Ob und wie es uns gelingt, die Vorteile der europäischen Integration zu nutzen und wie wir dies den Bürgerinnen und Bürgern unseres Landes deutlich machen, davon wird auch die Beteiligung an den Europawahlen 2014 in Sachsen-Anhalt abhängen. Der genaue Zeitpunkt steht noch nicht fest. Das Europäische Parlament hat im November 2012 den Europäischen Rat aufgefordert, die Europawahl auf Ende Mai 2014 vorzuziehen. Bei uns wird sie voraussichtlich gemeinsam mit den Kommunalwahlen stattfinden.

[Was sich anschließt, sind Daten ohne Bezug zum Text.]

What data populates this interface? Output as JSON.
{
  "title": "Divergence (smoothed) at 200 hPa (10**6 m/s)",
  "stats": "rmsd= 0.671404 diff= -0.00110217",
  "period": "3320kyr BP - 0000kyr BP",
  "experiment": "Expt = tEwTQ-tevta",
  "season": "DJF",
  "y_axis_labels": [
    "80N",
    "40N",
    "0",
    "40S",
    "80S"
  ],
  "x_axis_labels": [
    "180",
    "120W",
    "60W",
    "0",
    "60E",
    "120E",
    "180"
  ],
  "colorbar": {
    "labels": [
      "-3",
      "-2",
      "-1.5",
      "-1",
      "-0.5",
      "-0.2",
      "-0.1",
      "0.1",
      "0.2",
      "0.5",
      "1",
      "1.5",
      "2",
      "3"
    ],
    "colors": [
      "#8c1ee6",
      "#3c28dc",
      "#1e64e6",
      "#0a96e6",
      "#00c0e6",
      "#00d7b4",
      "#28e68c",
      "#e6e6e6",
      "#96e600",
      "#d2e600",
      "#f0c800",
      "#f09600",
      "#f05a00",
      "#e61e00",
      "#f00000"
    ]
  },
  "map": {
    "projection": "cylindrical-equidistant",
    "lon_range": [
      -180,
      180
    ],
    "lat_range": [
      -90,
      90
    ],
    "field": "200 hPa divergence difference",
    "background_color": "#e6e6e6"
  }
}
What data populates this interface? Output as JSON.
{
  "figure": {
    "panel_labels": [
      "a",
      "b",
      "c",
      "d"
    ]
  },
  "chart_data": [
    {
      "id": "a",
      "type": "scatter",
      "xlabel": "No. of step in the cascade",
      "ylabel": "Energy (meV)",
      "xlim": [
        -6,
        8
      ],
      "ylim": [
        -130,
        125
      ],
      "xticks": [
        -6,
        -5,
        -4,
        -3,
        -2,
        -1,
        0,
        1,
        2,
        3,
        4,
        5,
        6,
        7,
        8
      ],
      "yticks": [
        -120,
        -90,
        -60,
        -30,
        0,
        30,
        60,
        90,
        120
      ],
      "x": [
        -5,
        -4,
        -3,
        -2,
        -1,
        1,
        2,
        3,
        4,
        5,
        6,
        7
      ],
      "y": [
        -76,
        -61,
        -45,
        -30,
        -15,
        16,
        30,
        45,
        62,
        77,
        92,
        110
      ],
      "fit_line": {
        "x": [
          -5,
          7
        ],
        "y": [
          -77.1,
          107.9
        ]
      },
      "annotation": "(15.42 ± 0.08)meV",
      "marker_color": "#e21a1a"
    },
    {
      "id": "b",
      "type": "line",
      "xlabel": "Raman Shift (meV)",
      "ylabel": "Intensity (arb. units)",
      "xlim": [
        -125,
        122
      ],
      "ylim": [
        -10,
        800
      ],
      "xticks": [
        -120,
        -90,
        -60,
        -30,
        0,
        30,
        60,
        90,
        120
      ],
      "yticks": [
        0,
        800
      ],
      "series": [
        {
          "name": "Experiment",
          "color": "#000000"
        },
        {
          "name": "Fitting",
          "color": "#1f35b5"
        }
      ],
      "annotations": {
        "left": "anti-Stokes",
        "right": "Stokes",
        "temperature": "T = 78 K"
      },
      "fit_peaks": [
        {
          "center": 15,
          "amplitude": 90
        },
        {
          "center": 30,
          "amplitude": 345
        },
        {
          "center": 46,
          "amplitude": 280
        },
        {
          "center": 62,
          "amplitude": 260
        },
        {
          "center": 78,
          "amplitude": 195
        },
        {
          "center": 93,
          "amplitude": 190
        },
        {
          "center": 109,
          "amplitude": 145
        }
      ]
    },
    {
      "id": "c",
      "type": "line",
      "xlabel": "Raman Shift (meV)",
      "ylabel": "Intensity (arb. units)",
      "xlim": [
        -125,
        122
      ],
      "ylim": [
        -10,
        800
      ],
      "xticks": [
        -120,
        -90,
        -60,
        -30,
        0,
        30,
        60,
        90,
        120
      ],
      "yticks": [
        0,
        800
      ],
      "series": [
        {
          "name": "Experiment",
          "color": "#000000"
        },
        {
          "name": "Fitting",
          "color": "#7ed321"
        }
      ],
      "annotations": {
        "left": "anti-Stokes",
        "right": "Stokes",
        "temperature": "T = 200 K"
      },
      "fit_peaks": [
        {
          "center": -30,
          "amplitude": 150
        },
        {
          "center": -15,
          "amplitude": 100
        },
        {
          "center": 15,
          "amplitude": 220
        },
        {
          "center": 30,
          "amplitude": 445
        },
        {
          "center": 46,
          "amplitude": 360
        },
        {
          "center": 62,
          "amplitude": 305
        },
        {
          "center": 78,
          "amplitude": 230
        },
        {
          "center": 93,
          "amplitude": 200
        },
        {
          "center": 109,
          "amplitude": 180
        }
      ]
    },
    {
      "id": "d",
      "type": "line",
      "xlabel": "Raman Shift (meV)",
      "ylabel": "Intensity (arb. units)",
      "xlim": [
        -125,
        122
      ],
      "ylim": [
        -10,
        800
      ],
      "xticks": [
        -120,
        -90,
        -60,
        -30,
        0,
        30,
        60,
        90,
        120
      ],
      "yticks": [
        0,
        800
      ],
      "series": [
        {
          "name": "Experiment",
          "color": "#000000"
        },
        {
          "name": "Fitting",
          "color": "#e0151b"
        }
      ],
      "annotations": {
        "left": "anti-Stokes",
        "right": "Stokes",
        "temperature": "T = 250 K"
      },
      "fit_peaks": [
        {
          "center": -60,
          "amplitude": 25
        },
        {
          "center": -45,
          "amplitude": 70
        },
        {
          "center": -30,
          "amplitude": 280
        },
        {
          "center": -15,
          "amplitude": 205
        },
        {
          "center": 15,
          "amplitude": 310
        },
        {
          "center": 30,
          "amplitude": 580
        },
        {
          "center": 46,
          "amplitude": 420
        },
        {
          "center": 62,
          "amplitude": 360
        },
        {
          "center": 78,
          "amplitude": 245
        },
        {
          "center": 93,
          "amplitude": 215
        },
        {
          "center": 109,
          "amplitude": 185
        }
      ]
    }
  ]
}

Sachsen-Anhalt hat allen Anlass, sich mehr als andere für Europa zu engagieren. Die Öffentlichkeit fragt sich immer öfter, ob wir eine neue europäische Erzählung brauchen oder - von Habermas anspruchsvoller formuliert - ein neues Narrativ wider die Skepsis und für die Integration. Europa als
Friedensprojekt, das sei fast 70 Jahre nach Kriegsende doch ganz selbstverständlich, und Europa als Wirtschaftsgemeinschaft reiße junge Menschen auch nicht vom Hocker.
Das vereinte Europa der Nationalstaaten und Regionen mit einem starken Europäischen Parlament und einer handlungsfähigen Exekutive ist zweifellos die Zukunft unseres Kontinents. Es zu verwirklichen ist die große Herausforderung der Gegenwart.
Europa ist aber gerade in Sachsen-Anhalt auch ein faszinierender Aspekt unserer Vergangenheit. Seit 1990 ist in verschiedenen Projekten, namentlich den Europaratsausstellungen in Magdeburg, die europäische Dimension des unter unseren Ottonischen Kaisern begründeten Heiligen Römischen Reiches herausgearbeitet worden.
Europäisch im besten Sinne sind aber auch das Magdeburger Recht, die Universität Halle-Wittenberg, unser reformatorisches Erbe, unsere Komponisten vom Barock bis zu Weill, Winckelmann als Begründer der europäischen Archäologie und Kunstgeschichte, unser Wörlitzer Gartenreich als Europa im Kleinen und das Bauhaus.
Europäisch sind letztlich auch die von hier ausgehenden Beziehungen über Katharina aus Zerbst nach Russland, über die Blankenburger Welfen nach England, über Anhalt und Stolberg in die Niederlande und über das Haus Wettin zu vielen heute noch aktiven Regenten in Europa.
Für uns in Sachsen-Anhalt - das will ich damit sagen - ist Europa kein gewöhnungsbedürftiges Kunstprodukt, sondern unsere Vergangenheit, unsere Gegenwart und unsere Zukunft - so selbstverständlich wie unsere Einbindung in den deutschen Bund der Länder, die Bundesrepublik Deutschland.
Vor diesem Hintergrund sollten wir schon heute deutlich machen, dass die Wahlbeteiligung bei der Europawahl ein Ausdruck der Vitalität europäischer und nationaler Demokratie ist. Alle sind es sich schuldig, ihr Wahlrecht bei europäischen Wahlen und natürlich auch bei der bevorstehenden Bundestagswahl auszuüben.
Nicht wer gewählt wird, sondern dass gewählt wird, sollte uns ein gemeinsames Anliegen sein. Die Landesregierung wird ihre europapolitische Öffentlichkeitsarbeit im Jahr 2014 darauf ausrichten, für eine hohe Wahlbeteiligung bei den Europawahlen zu werben. Ich möchte Sie schon heute bitten, sich ebenfalls dafür einzusetzen.
Meine Damen und Herren! Bundespräsident Gauck hat kürzlich gefordert, Europa brauche Bannerträger, keine Bedenkenträger, keine Zauderer, son
dern Zupackende. Ergreifen wir also das europäische Banner und packen wir zu! - Ich danke Ihnen für Ihre Aufmerksamkeit.
Wir möchten nämlich noch Schülerinnen und Schüler des Einstein-Gymnasiums Magdeburg bei uns begrüßen, die einer so wichtigen Debatte lauschen.